Do You Make These Common Mistakes When Perceiving Reality?
A Crash Course in How You Perceive Reality
We might compare a human being to a closed box with sensors: eyes, ears, nose, mouth, and hands, representing the five senses: sight, sound, smell, taste, and touch.
As we have previously said, the fundamental principle in perceiving reality is that of “equivalence of Form,” which means equilibrium of pressures. The senses function as sensors, each with a different reaction to the pressure, depending on the make up of the sensor. The sight sensor evokes a reaction of light, darkness, and colors; the sound sensor evokes sounds; the smell sensor evokes scents; the taste, flavors; and the touch, sensations such as hard, soft, warm, and cold.
The reaction of the senses is transferred to the brain’s control center, where the information is compared with the data that already exists in the memory, the reservoir of prior impressions. In this manner, we process what our senses gather, determine the most advantageous reaction, and study where we are and how best to function in our environment. When the process is completed, the information is “projected” unto a “screen” within the brain, portraying what is ostensibly in front of us (see diagram).

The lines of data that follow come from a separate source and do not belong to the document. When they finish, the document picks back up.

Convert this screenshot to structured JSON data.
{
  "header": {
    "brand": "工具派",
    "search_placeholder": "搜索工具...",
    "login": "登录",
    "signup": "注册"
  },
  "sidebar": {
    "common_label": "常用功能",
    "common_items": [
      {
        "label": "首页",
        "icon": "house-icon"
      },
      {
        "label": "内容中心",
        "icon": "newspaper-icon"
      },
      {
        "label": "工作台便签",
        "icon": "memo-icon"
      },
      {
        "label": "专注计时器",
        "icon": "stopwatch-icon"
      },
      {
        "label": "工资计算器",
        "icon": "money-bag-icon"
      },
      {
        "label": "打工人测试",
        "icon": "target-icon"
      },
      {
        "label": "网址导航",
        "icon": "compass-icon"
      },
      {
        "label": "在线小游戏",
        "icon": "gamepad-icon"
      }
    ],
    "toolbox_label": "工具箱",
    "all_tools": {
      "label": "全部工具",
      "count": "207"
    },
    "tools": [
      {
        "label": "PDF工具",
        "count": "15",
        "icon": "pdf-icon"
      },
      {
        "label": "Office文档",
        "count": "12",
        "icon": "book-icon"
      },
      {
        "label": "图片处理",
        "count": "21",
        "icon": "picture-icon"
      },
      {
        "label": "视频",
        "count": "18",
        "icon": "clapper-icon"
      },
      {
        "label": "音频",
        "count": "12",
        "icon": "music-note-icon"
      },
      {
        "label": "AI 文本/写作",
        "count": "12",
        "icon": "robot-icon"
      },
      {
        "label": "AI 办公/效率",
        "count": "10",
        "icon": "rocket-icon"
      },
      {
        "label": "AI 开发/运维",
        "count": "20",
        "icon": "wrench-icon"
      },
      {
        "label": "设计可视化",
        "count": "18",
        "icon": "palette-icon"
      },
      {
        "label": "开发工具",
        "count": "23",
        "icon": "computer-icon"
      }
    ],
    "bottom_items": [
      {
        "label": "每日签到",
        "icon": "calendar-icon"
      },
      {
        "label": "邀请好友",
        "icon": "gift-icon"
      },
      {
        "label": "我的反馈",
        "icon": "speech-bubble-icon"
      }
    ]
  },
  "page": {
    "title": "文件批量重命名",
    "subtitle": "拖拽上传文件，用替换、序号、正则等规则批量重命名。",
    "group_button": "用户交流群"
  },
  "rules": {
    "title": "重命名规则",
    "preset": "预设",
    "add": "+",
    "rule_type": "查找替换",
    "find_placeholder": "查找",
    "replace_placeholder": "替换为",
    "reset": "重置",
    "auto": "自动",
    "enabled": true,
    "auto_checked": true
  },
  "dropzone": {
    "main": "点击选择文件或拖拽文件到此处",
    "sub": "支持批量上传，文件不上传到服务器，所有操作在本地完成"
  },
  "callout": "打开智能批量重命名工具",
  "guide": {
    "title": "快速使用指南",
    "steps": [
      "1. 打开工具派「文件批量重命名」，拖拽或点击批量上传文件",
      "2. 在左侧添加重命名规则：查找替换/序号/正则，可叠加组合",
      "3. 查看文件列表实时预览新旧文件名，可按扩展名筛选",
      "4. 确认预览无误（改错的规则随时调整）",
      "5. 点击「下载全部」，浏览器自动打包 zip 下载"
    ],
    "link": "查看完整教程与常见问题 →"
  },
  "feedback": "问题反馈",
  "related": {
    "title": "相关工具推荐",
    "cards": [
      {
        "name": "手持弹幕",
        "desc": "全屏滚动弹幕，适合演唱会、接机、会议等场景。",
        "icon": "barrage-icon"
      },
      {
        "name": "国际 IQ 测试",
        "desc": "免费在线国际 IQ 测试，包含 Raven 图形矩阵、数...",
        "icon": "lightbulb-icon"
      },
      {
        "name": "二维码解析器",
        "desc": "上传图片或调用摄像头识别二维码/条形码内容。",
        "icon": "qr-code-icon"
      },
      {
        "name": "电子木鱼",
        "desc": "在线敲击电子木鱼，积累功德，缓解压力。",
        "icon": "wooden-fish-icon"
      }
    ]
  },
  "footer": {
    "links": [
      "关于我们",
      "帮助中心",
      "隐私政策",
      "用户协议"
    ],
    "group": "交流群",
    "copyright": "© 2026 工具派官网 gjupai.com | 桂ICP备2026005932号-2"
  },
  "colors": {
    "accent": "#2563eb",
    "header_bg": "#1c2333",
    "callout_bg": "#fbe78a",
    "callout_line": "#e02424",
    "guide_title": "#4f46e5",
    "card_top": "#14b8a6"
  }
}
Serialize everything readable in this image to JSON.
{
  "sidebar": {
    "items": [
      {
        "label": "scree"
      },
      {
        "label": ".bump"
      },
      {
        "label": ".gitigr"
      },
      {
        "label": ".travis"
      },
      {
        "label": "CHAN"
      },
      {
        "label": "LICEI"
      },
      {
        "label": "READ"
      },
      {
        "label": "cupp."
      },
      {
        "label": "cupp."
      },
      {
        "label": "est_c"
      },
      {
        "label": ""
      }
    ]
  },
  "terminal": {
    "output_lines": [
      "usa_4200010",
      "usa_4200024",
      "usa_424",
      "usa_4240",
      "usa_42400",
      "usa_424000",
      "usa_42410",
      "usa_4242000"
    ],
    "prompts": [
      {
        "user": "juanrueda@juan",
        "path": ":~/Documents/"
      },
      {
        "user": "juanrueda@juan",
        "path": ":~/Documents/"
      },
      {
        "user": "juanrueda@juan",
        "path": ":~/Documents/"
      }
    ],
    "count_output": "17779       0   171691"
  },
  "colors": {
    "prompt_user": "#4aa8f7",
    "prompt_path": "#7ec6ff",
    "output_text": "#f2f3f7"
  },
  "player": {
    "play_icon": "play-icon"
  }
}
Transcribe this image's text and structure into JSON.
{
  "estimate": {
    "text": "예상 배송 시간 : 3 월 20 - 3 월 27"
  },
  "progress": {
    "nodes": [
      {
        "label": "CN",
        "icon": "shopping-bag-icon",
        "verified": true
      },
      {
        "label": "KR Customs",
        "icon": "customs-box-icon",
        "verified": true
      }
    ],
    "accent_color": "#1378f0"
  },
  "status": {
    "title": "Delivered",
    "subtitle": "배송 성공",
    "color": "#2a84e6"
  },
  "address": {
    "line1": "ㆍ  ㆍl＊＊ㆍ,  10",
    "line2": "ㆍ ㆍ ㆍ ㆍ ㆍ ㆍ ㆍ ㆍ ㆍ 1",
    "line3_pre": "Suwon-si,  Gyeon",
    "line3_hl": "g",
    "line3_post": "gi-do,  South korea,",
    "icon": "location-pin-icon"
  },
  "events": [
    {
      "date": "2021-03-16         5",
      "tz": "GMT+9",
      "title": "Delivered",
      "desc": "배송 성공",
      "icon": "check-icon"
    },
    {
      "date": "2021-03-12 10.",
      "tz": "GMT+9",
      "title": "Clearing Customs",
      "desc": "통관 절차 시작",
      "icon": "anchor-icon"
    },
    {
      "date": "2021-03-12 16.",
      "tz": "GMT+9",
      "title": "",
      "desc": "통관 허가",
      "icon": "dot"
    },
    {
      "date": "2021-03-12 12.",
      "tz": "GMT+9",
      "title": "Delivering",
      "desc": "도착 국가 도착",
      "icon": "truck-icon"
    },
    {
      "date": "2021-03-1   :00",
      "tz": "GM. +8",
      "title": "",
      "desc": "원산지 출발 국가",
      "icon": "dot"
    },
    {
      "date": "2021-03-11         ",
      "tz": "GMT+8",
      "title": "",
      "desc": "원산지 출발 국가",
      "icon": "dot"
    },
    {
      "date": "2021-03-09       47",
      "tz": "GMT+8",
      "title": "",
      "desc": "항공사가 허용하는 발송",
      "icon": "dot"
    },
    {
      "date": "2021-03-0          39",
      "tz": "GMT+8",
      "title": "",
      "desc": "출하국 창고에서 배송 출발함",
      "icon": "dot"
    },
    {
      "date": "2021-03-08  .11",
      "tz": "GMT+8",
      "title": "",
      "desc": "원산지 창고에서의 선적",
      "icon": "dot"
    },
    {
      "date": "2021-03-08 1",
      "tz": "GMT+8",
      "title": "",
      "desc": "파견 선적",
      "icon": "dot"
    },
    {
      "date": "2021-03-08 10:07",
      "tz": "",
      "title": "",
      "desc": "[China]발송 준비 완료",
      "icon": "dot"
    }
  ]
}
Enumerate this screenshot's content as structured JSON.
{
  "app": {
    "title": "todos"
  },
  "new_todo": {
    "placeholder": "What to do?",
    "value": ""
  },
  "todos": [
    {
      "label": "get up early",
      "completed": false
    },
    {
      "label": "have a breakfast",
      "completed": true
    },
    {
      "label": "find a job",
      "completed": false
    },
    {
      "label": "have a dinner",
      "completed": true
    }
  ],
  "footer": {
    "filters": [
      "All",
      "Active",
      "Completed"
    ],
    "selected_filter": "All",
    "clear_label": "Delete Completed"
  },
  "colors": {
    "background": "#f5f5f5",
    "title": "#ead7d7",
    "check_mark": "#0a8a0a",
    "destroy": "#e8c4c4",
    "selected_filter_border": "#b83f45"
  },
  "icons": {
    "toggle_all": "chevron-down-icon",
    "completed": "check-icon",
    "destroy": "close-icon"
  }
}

Why What You Perceive Outside of You Is Really Inside of You
In this process, the surrounding unknown becomes “known,” and a picture of the external reality is created. However, the picture is not one of external reality, but merely an internal picture, a result of the structure of human senses and preexisting data. If we had different senses, we would produce an entirely different picture. Quite possibly, if we perceived through different senses, what appears as light would appear as dark, or even as something so fundamentally different that we cannot imagine how it would appear to us.